Der Verdrängende setzt jedem Versuch, das Verdrängte wieder bewußt zu machen, einen erbitterten, aufs äußerste affektbesetzten Widerstand entgegen, der um so größer ist, je größer die Änderung wäre, die dies in seinen Anschauungen erheischen würde, vor allem in jenen, die er über sich selbst gebildet hat. 

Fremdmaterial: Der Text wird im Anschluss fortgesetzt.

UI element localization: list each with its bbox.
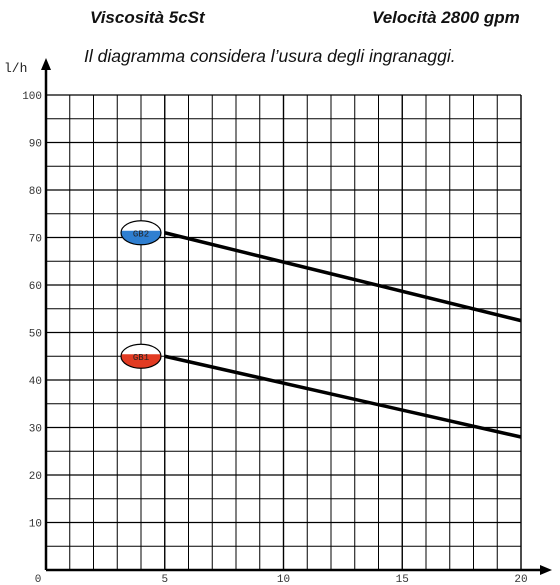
- x-tick-label: 15: [396, 574, 409, 585]
- chart-title-left: Viscosità 5cSt: [90, 8, 205, 27]
- y-tick-label: 90: [29, 139, 42, 151]
- y-tick-label: 30: [29, 424, 42, 436]
- series-line-gb1: [164, 354, 522, 439]
- x-tick-label: 20: [514, 574, 527, 585]
- y-tick-label: 80: [29, 186, 42, 198]
- y-tick-label: 70: [29, 234, 42, 246]
- y-axis-label: l/h: [4, 61, 27, 76]
- chart-subtitle: Il diagramma considera l’usura degli ing…: [84, 46, 456, 66]
- y-tick-label: 100: [22, 91, 42, 103]
- y-axis-arrow: [41, 58, 51, 70]
- series-marker-fill: [121, 230, 161, 245]
- series-label-gb2: GB2: [133, 229, 149, 239]
- y-tick-label: 40: [29, 376, 42, 388]
- series-line-gb2: [164, 231, 522, 323]
- x-axis-arrow: [540, 565, 552, 575]
- x-tick-label: 5: [161, 574, 168, 585]
- y-tick-label: 20: [29, 471, 42, 483]
- series-marker-fill: [121, 354, 161, 369]
- series-label-gb1: GB1: [133, 353, 149, 363]
- y-tick-label: 10: [29, 519, 42, 531]
- series-marker: [120, 343, 162, 369]
- chart-title-right: Velocità 2800 gpm: [372, 8, 520, 27]
- x-tick-label: 10: [277, 574, 290, 585]
- x-tick-label: 0: [35, 574, 42, 585]
- y-tick-label: 50: [29, 329, 42, 341]
- series-marker: [120, 220, 162, 246]
- y-tick-label: 60: [29, 281, 42, 293]
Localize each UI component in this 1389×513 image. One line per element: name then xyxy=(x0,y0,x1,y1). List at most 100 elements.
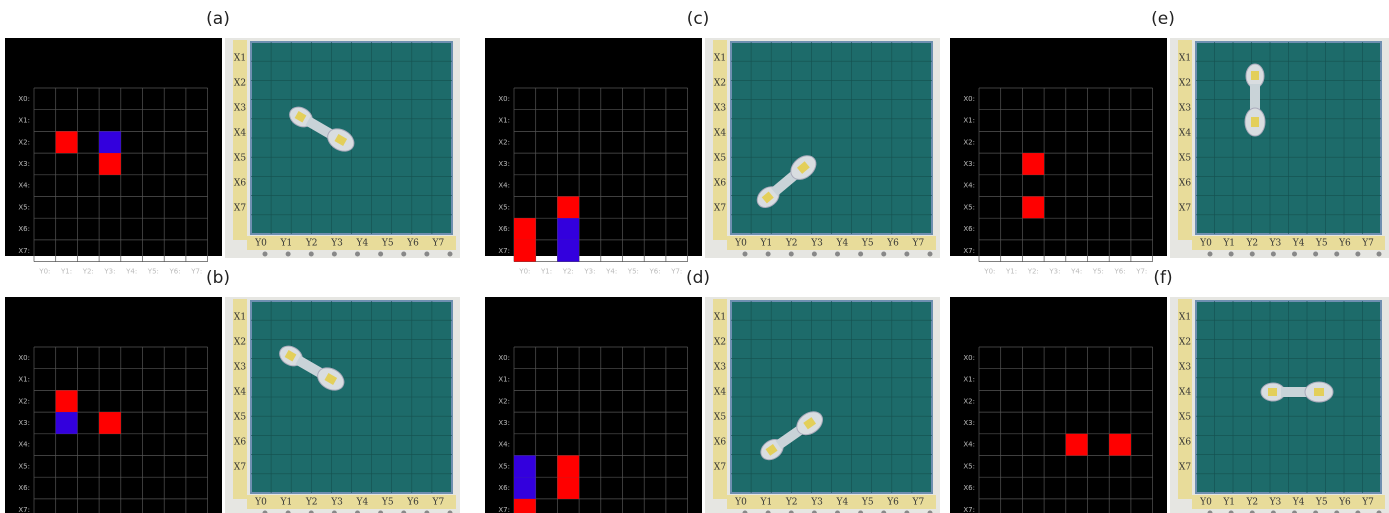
active-cell xyxy=(56,131,78,153)
photo-row-label: X2 xyxy=(1179,338,1191,348)
photo-row-label: X4 xyxy=(234,129,246,139)
row-label: X4: xyxy=(963,441,975,449)
active-cell xyxy=(514,218,536,240)
col-label: Y2: xyxy=(562,268,574,276)
shoe-pad xyxy=(1268,388,1277,396)
grid-background xyxy=(950,38,1167,256)
photo-row-label: X6 xyxy=(714,179,726,189)
row-label: X2: xyxy=(498,138,510,146)
photo-col-label: Y5 xyxy=(381,239,394,249)
row-label: X1: xyxy=(18,376,30,384)
col-label: Y6: xyxy=(649,268,661,276)
row-label: X7: xyxy=(18,247,30,255)
photo-row-label: X6 xyxy=(1179,438,1191,448)
row-label: X5: xyxy=(963,462,975,470)
photo-col-label: Y5 xyxy=(861,498,874,508)
photo-row-label: X1 xyxy=(1179,54,1191,64)
row-label: X5: xyxy=(498,462,510,470)
photo-col-label: Y7 xyxy=(912,239,925,249)
row-label: X3: xyxy=(963,419,975,427)
row-label: X5: xyxy=(18,203,30,211)
photo-row-label: X1 xyxy=(234,54,246,64)
photo-col-label: Y2 xyxy=(785,239,798,249)
photo-row-label: X2 xyxy=(234,79,246,89)
active-cell xyxy=(514,477,536,499)
photo-row-label: X2 xyxy=(714,338,726,348)
sensor-clip xyxy=(309,252,314,257)
row-label: X2: xyxy=(18,397,30,405)
col-label: Y4: xyxy=(605,268,617,276)
photo-col-label: Y5 xyxy=(1315,498,1328,508)
photo-col-label: Y2 xyxy=(1245,239,1258,249)
sensor-clip xyxy=(424,252,429,257)
sensor-clip xyxy=(1334,252,1339,257)
row-label: X7: xyxy=(963,506,975,513)
shoe-pad xyxy=(1251,117,1259,127)
photo-row-label: X5 xyxy=(1179,413,1191,423)
photo-row-label: X6 xyxy=(1179,179,1191,189)
photo-row-label: X1 xyxy=(714,54,726,64)
sensor-clip xyxy=(263,252,268,257)
col-label: Y5: xyxy=(1092,268,1104,276)
col-label: Y3: xyxy=(583,268,595,276)
sensor-clip xyxy=(881,252,886,257)
panel-label: (e) xyxy=(1151,9,1175,29)
row-label: X1: xyxy=(498,117,510,125)
photo-col-label: Y1 xyxy=(280,239,293,249)
grid-background xyxy=(950,297,1167,513)
photo-row-label: X5 xyxy=(234,154,246,164)
tape-bottom xyxy=(1192,495,1385,509)
sensor-clip xyxy=(743,252,748,257)
photo-row-label: X3 xyxy=(234,104,246,114)
photo-col-label: Y2 xyxy=(785,498,798,508)
photo-row-label: X7 xyxy=(714,204,726,214)
sensor-clip xyxy=(1250,252,1255,257)
sensor-clip xyxy=(1377,252,1382,257)
photo-row-label: X4 xyxy=(1179,388,1191,398)
photo-row-label: X7 xyxy=(234,204,246,214)
photo-col-label: Y4 xyxy=(356,239,369,249)
row-label: X6: xyxy=(18,225,30,233)
row-label: X0: xyxy=(18,354,30,362)
photo-row-label: X4 xyxy=(234,388,246,398)
row-label: X2: xyxy=(963,138,975,146)
panel: (c)X0:X1:X2:X3:X4:X5:X6:X7:Y0:Y1:Y2:Y3:Y… xyxy=(485,9,940,276)
sensor-clip xyxy=(378,252,383,257)
row-label: X6: xyxy=(963,225,975,233)
tape-bottom xyxy=(727,495,936,509)
active-cell xyxy=(514,456,536,478)
row-label: X0: xyxy=(18,95,30,103)
photo-col-label: Y6 xyxy=(886,498,899,508)
col-label: Y2: xyxy=(82,268,94,276)
sensor-clip xyxy=(928,252,933,257)
active-cell xyxy=(514,499,536,513)
panel-label: (b) xyxy=(206,268,230,288)
photo-col-label: Y7 xyxy=(432,498,445,508)
photo-col-label: Y0 xyxy=(254,239,267,249)
photo-row-label: X5 xyxy=(714,154,726,164)
sensor-clip xyxy=(401,252,406,257)
photo-col-label: Y4 xyxy=(836,498,849,508)
sensor-clip xyxy=(835,252,840,257)
photo-col-label: Y4 xyxy=(836,239,849,249)
row-label: X2: xyxy=(498,397,510,405)
photo-row-label: X3 xyxy=(1179,104,1191,114)
col-label: Y5: xyxy=(147,268,159,276)
col-label: Y6: xyxy=(1114,268,1126,276)
row-label: X2: xyxy=(963,397,975,405)
panel: (b)X0:X1:X2:X3:X4:X5:X6:X7:Y0:Y1:Y2:Y3:Y… xyxy=(5,268,460,513)
panel: (a)X0:X1:X2:X3:X4:X5:X6:X7:Y0:Y1:Y2:Y3:Y… xyxy=(5,9,460,276)
panel-label: (f) xyxy=(1153,268,1172,288)
col-label: Y0: xyxy=(518,268,530,276)
photo-row-label: X6 xyxy=(234,438,246,448)
photo-row-label: X4 xyxy=(714,388,726,398)
photo-row-label: X6 xyxy=(714,438,726,448)
sensor-clip xyxy=(1355,252,1360,257)
photo-row-label: X2 xyxy=(714,79,726,89)
active-cell xyxy=(56,390,78,412)
photo-col-label: Y3 xyxy=(810,498,823,508)
active-cell xyxy=(557,477,579,499)
row-label: X6: xyxy=(498,225,510,233)
photo-col-label: Y1 xyxy=(1222,498,1235,508)
photo-col-label: Y6 xyxy=(1338,239,1351,249)
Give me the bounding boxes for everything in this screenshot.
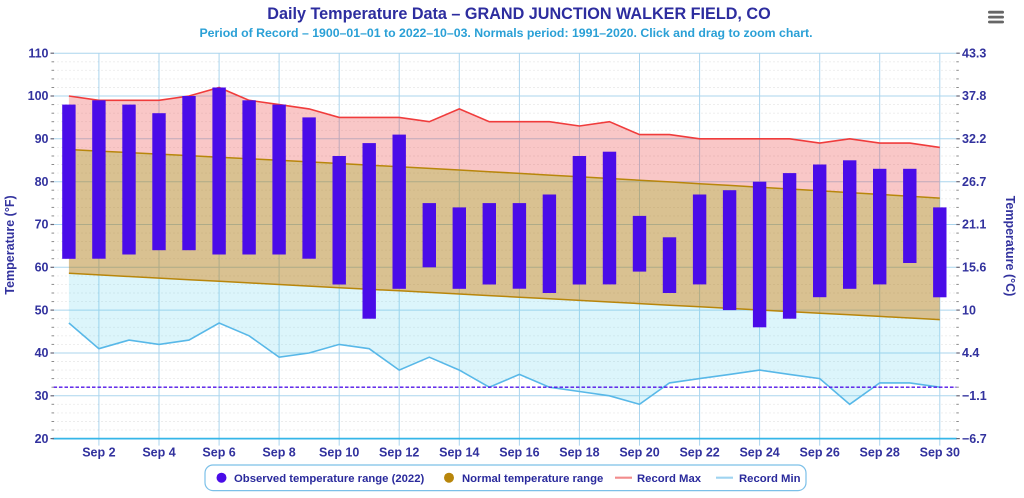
svg-text:100: 100: [28, 89, 49, 103]
svg-text:Sep 18: Sep 18: [559, 446, 599, 460]
svg-text:−6.7: −6.7: [962, 432, 987, 446]
svg-text:37.8: 37.8: [962, 89, 986, 103]
svg-text:43.3: 43.3: [962, 46, 986, 60]
svg-text:Sep 26: Sep 26: [800, 446, 840, 460]
svg-text:Temperature (°F): Temperature (°F): [3, 195, 17, 294]
svg-text:Normal temperature range: Normal temperature range: [462, 473, 603, 485]
svg-text:Sep 8: Sep 8: [262, 446, 295, 460]
svg-text:70: 70: [35, 218, 49, 232]
svg-text:50: 50: [35, 303, 49, 317]
svg-text:80: 80: [35, 175, 49, 189]
svg-text:4.4: 4.4: [962, 346, 979, 360]
svg-text:Sep 12: Sep 12: [379, 446, 419, 460]
svg-text:Sep 20: Sep 20: [619, 446, 659, 460]
svg-text:Sep 24: Sep 24: [739, 446, 779, 460]
svg-text:Sep 6: Sep 6: [202, 446, 235, 460]
svg-text:Sep 16: Sep 16: [499, 446, 539, 460]
svg-text:32.2: 32.2: [962, 132, 986, 146]
svg-text:20: 20: [35, 432, 49, 446]
svg-text:110: 110: [28, 46, 48, 60]
svg-text:Sep 10: Sep 10: [319, 446, 359, 460]
svg-text:−1.1: −1.1: [962, 389, 987, 403]
svg-text:Temperature (°C): Temperature (°C): [1003, 196, 1017, 297]
svg-text:Record Min: Record Min: [739, 473, 801, 485]
svg-text:Sep 4: Sep 4: [142, 446, 175, 460]
svg-text:10: 10: [962, 303, 976, 317]
svg-text:30: 30: [35, 389, 49, 403]
svg-text:Sep 30: Sep 30: [920, 446, 960, 460]
svg-text:21.1: 21.1: [962, 218, 986, 232]
svg-text:Sep 28: Sep 28: [860, 446, 900, 460]
svg-text:Observed temperature range (20: Observed temperature range (2022): [234, 473, 424, 485]
svg-text:40: 40: [35, 346, 49, 360]
svg-text:Record Max: Record Max: [637, 473, 702, 485]
svg-text:Daily Temperature Data – GRAND: Daily Temperature Data – GRAND JUNCTION …: [267, 5, 770, 23]
svg-text:60: 60: [35, 261, 49, 275]
svg-text:Sep 14: Sep 14: [439, 446, 479, 460]
svg-text:15.6: 15.6: [962, 261, 986, 275]
svg-text:Period of Record – 1900–01–01: Period of Record – 1900–01–01 to 2022–10…: [199, 26, 812, 40]
svg-text:Sep 2: Sep 2: [82, 446, 115, 460]
svg-text:Sep 22: Sep 22: [679, 446, 719, 460]
svg-text:90: 90: [35, 132, 49, 146]
svg-text:26.7: 26.7: [962, 175, 986, 189]
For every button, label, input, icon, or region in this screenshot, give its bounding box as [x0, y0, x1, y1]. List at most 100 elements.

»Wann immer Menschen mit widersprechenden Doktrinen aufeinandertrafen«, sagt Philip Wylie, »entstand stärkster Widerwille auf jeder Seite, jede war überzeugt, die andere sei in Irrtum befangen, heidnisch, ungläubig und barbarisch und bestehe überhaupt aus räuberischen Eindringlingen. Damit begann dann regelmäßig der heilige Krieg

All dies ist oft genug geschehen, wie Goethe sagt: »Zuletzt, bei allen Teufelsfesten wirkt der Parteihaß doch am besten bis in den allerletzten Graus.« Wirklich satanisch aber wirkt sich die Indoktrinierung erst dann aus, wenn sie ganz große Menschenmengen, ganze Kontinente, ja vielleicht sogar die ganze Menschheit in einem einzigen bösen Irrglauben vereinigt. Eben diese Gefahr aber droht uns jetzt.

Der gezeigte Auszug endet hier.